The bill strengthens patient billing protections and reimbursement rights for IHS‑authorized care and clarifies federal guidance, but implementation costs, provider payment frictions, and an opt‑in exception for tribal contractors could leave gaps in protection and strain agency resources.
Patients served through IHS‑authorized purchased/referred care (primarily Native American/Alaska Native patients, including those with chronic conditions and low‑income individuals) will not be held personally liable to providers or debt collectors for charges associated with that care.
Patients who paid out‑of‑pocket for IHS‑authorized purchased/referred care can be reimbursed by IHS, with payment required within 30 days after they submit documentation.
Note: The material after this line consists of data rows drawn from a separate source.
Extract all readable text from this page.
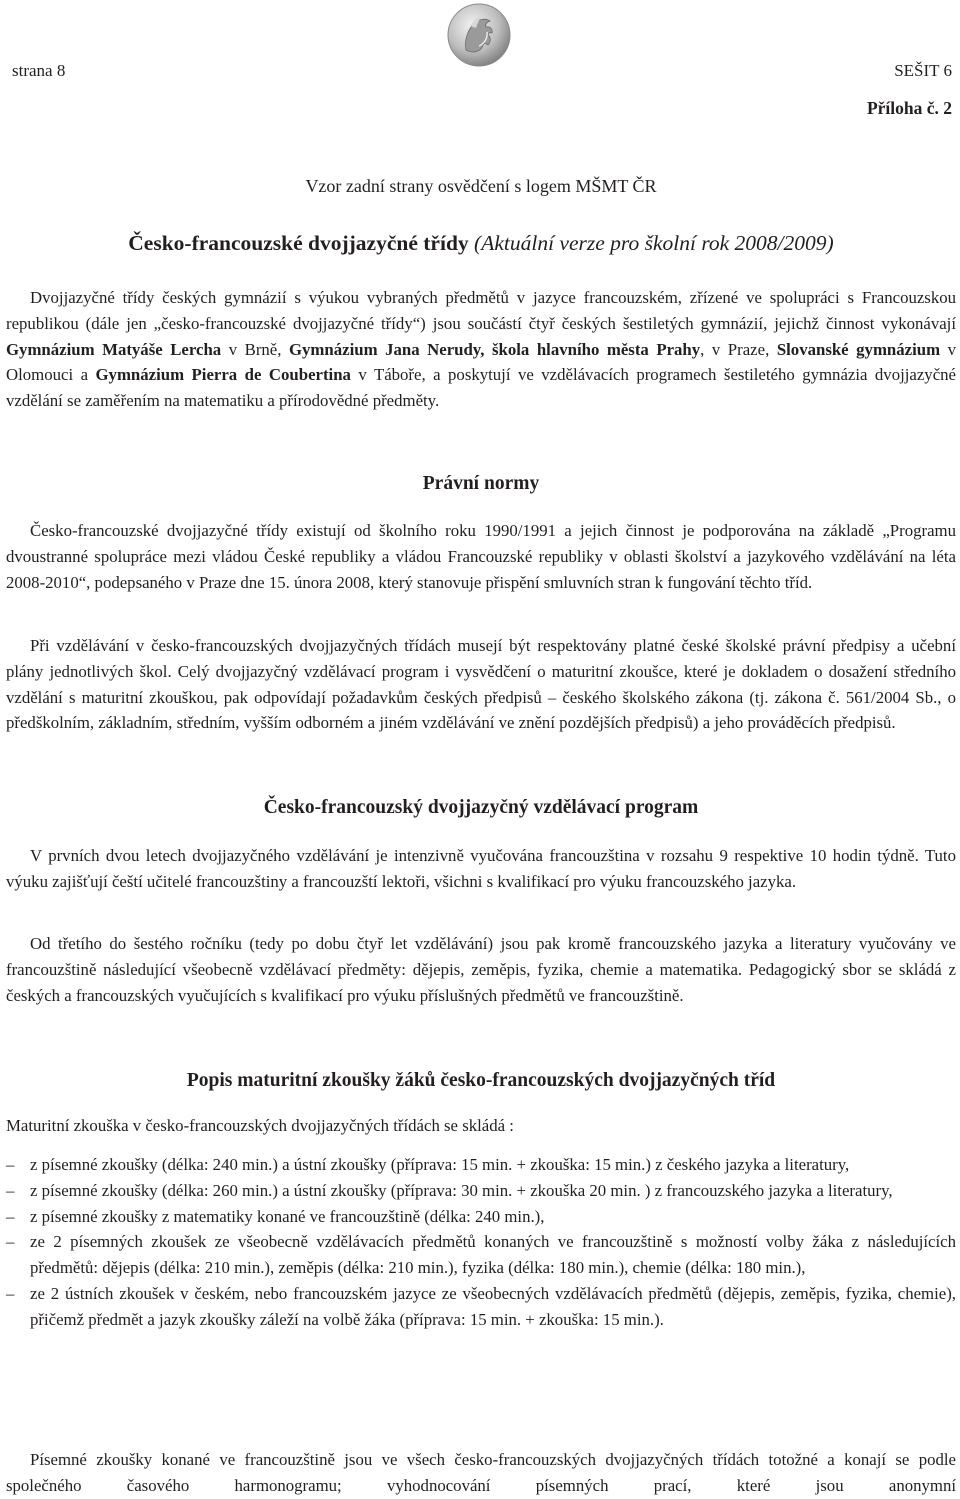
strana 8	SEŠIT 6
Příloha č. 2
Vzor zadní strany osvědčení s logem MŠMT ČR
Česko-francouzské dvojjazyčné třídy (Aktuální verze pro školní rok 2008/2009)

Dvojjazyčné třídy českých gymnázií s výukou vybraných předmětů v jazyce francouzském, zřízené ve spolupráci s Francouzskou republikou (dále jen „česko-francouzské dvojjazyčné třídy“) jsou součástí čtyř českých šestiletých gymnázií, jejichž činnost vykonávají Gymnázium Matyáše Lercha v Brně, Gymnázium Jana Nerudy, škola hlavního města Prahy, v Praze, Slovanské gymnázium v Olomouci a Gymnázium Pierra de Coubertina v Táboře, a poskytují ve vzdělávacích programech šestiletého gymnázia dvojjazyčné vzdělání se zaměřením na matematiku a přírodovědné předměty.

Právní normy

Česko-francouzské dvojjazyčné třídy existují od školního roku 1990/1991 a jejich činnost je podporována na základě „Programu dvoustranné spolupráce mezi vládou České republiky a vládou Francouzské republiky v oblasti školství a jazykového vzdělávání na léta 2008-2010“, podepsaného v Praze dne 15. února 2008, který stanovuje přispění smluvních stran k fungování těchto tříd.

Při vzdělávání v česko-francouzských dvojjazyčných třídách musejí být respektovány platné české školské právní předpisy a učební plány jednotlivých škol. Celý dvojjazyčný vzdělávací program i vysvědčení o maturitní zkoušce, které je dokladem o dosažení středního vzdělání s maturitní zkouškou, pak odpovídají požadavkům českých předpisů – českého školského zákona (tj. zákona č. 561/2004 Sb., o předškolním, základním, středním, vyšším odborném a jiném vzdělávání ve znění pozdějších předpisů) a jeho prováděcích předpisů.

Česko-francouzský dvojjazyčný vzdělávací program

V prvních dvou letech dvojjazyčného vzdělávání je intenzivně vyučována francouzština v rozsahu 9 respektive 10 hodin týdně. Tuto výuku zajišťují čeští učitelé francouzštiny a francouzští lektoři, všichni s kvalifikací pro výuku francouzského jazyka.

Od třetího do šestého ročníku (tedy po dobu čtyř let vzdělávání) jsou pak kromě francouzského jazyka a literatury vyučovány ve francouzštině následující všeobecně vzdělávací předměty: dějepis, zeměpis, fyzika, chemie a matematika. Pedagogický sbor se skládá z českých a francouzských vyučujících s kvalifikací pro výuku příslušných předmětů ve francouzštině.

Popis maturitní zkoušky žáků česko-francouzských dvojjazyčných tříd

Maturitní zkouška v česko-francouzských dvojjazyčných třídách se skládá :

– z písemné zkoušky (délka: 240 min.) a ústní zkoušky (příprava: 15 min. + zkouška: 15 min.) z českého jazyka a literatury,
– z písemné zkoušky (délka: 260 min.) a ústní zkoušky (příprava: 30 min. + zkouška 20 min. ) z francouzského jazyka a literatury,
– z písemné zkoušky z matematiky konané ve francouzštině (délka: 240 min.),
– ze 2 písemných zkoušek ze všeobecně vzdělávacích předmětů konaných ve francouzštině s možností volby žáka z následujících předmětů: dějepis (délka: 210 min.), zeměpis (délka: 210 min.), fyzika (délka: 180 min.), chemie (délka: 180 min.),
– ze 2 ústních zkoušek v českém, nebo francouzském jazyce ze všeobecných vzdělávacích předmětů (dějepis, zeměpis, fyzika, chemie), přičemž předmět a jazyk zkoušky záleží na volbě žáka (příprava: 15 min. + zkouška: 15 min.).

Písemné zkoušky konané ve francouzštině jsou ve všech česko-francouzských dvojjazyčných třídách totožné a konají se podle společného časového harmonogramu; vyhodnocování písemných prací, které jsou anonymní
IHS must notify providers and patients within five business days that the patient is not liable for IHS‑authorized care, reducing surprise billing, confusion, and improper collections for affected patients.
Tribes operating purchased/referred care under ISDEAA contracts are not automatically covered by the reimbursement requirement and must opt in, which could leave patients served by tribal programs without the new reimbursement and non‑liability protections.
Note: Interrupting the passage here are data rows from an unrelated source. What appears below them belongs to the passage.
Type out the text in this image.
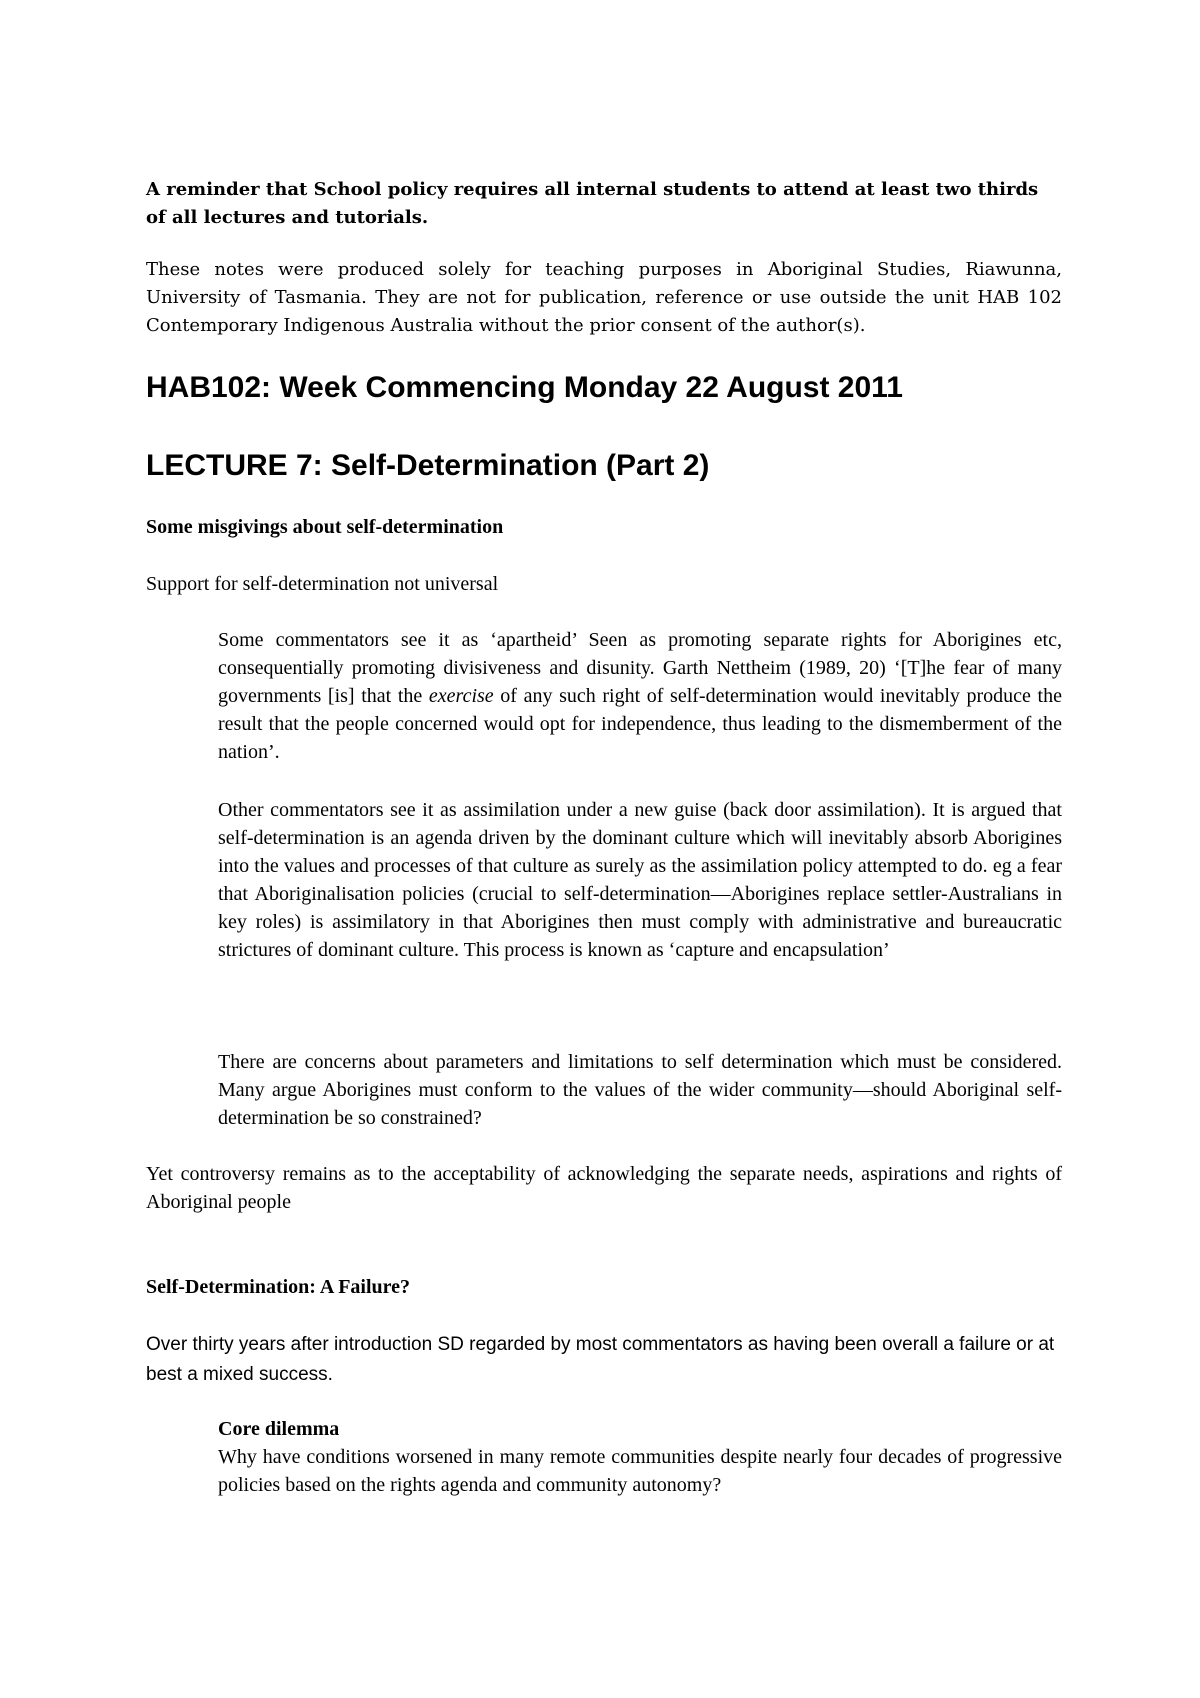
A reminder that School policy requires all internal students to attend at least two thirds of all lectures and tutorials.

These notes were produced solely for teaching purposes in Aboriginal Studies, Riawunna, University of Tasmania. They are not for publication, reference or use outside the unit HAB 102 Contemporary Indigenous Australia without the prior consent of the author(s).

HAB102: Week Commencing Monday 22 August 2011
LECTURE 7: Self-Determination (Part 2)
Some misgivings about self-determination

Support for self-determination not universal

Some commentators see it as ‘apartheid’ Seen as promoting separate rights for Aborigines etc, consequentially promoting divisiveness and disunity. Garth Nettheim (1989, 20) ‘[T]he fear of many governments [is] that the exercise of any such right of self-determination would inevitably produce the result that the people concerned would opt for independence, thus leading to the dismemberment of the nation’.

Other commentators see it as assimilation under a new guise (back door assimilation). It is argued that self-determination is an agenda driven by the dominant culture which will inevitably absorb Aborigines into the values and processes of that culture as surely as the assimilation policy attempted to do. eg a fear that Aboriginalisation policies (crucial to self-determination—Aborigines replace settler-Australians in key roles) is assimilatory in that Aborigines then must comply with administrative and bureaucratic strictures of dominant culture. This process is known as ‘capture and encapsulation’

There are concerns about parameters and limitations to self determination which must be considered. Many argue Aborigines must conform to the values of the wider community—should Aboriginal self-determination be so constrained?

Yet controversy remains as to the acceptability of acknowledging the separate needs, aspirations and rights of Aboriginal people

Self-Determination: A Failure?

Over thirty years after introduction SD regarded by most commentators as having been overall a failure or at best a mixed success.

Core dilemma
Why have conditions worsened in many remote communities despite nearly four decades of progressive policies based on the rights agenda and community autonomy?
Implementing the notification, reimbursement processes, manual/contract updates, and related administration will impose additional costs and staff burden on IHS (and HHS), potentially diverting limited resources away from frontline services for tribal communities.
Providers and debt collectors may face delayed payments and more administrative work disputing coverage determinations, which could reduce some providers' willingness to serve IHS patients or strain provider‑IHS relationships.
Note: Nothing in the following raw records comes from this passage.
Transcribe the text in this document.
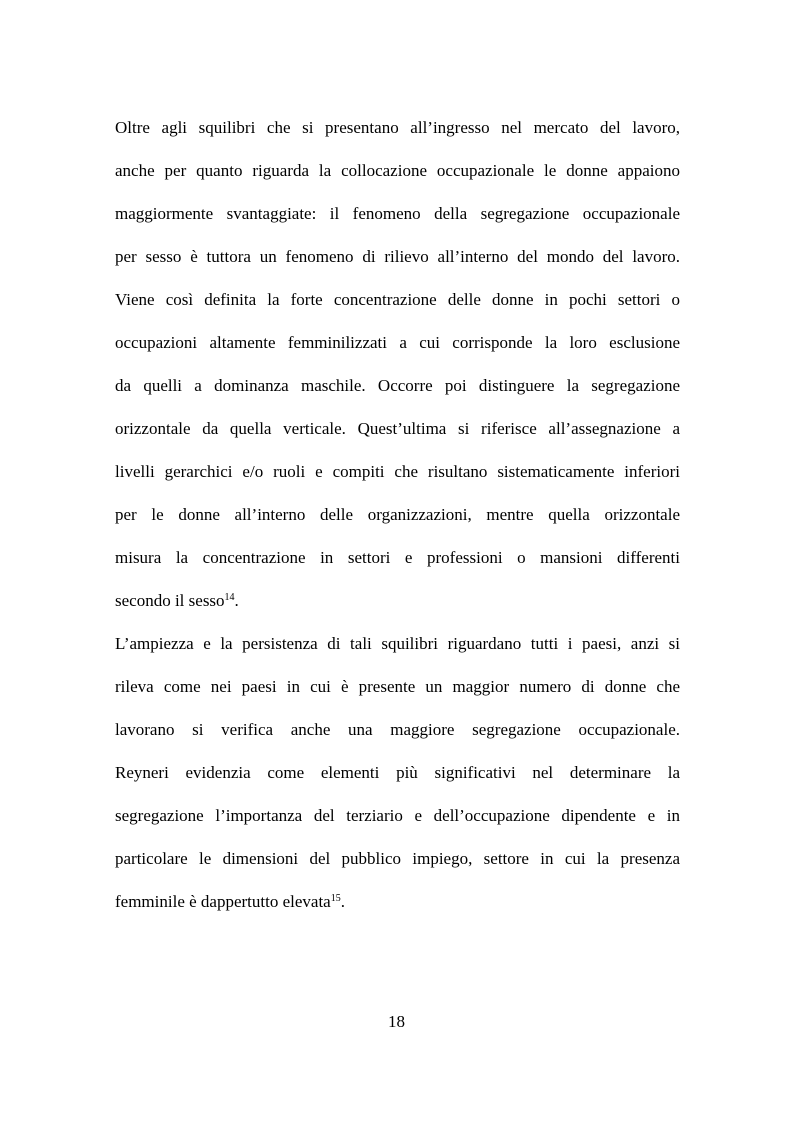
Oltre agli squilibri che si presentano all’ingresso nel mercato del lavoro,
anche per quanto riguarda la collocazione occupazionale le donne appaiono
maggiormente svantaggiate: il fenomeno della segregazione occupazionale
per sesso è tuttora un fenomeno di rilievo all’interno del mondo del lavoro.
Viene così definita la forte concentrazione delle donne in pochi settori o
occupazioni altamente femminilizzati a cui corrisponde la loro esclusione
da quelli a dominanza maschile. Occorre poi distinguere la segregazione
orizzontale da quella verticale. Quest’ultima si riferisce all’assegnazione a
livelli gerarchici e/o ruoli e compiti che risultano sistematicamente inferiori
per le donne all’interno delle organizzazioni, mentre quella orizzontale
misura la concentrazione in settori e professioni o mansioni differenti
secondo il sesso$^{14}$.
L’ampiezza e la persistenza di tali squilibri riguardano tutti i paesi, anzi si
rileva come nei paesi in cui è presente un maggior numero di donne che
lavorano si verifica anche una maggiore segregazione occupazionale.
Reyneri evidenzia come elementi più significativi nel determinare la
segregazione l’importanza del terziario e dell’occupazione dipendente e in
particolare le dimensioni del pubblico impiego, settore in cui la presenza
femminile è dappertutto elevata$^{15}$.
18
Based on analysis of 3 sections of legislative text.
Introduced February 24, 2025 by Marion Michael Rounds · Last progress February 24, 2025
Changes federal Indian Health Service (IHS) law so that patients receiving IHS‑authorized purchased/referred care are not legally responsible for bills from providers, collectors, or others for those services. The Department of Health and Human Services (HHS)/IHS must notify patients and providers that the patient is not liable, create procedures to reimburse patients who already paid, and update manuals and legal language to use the new term "purchased/referred care." The bill also standardizes terminology across the Indian Health Care Improvement Act and related HHS materials by replacing prior references to "contract health service" with the defined term "purchased/referred care," and sets short deadlines for creating reimbursement procedures and updating administrative materials.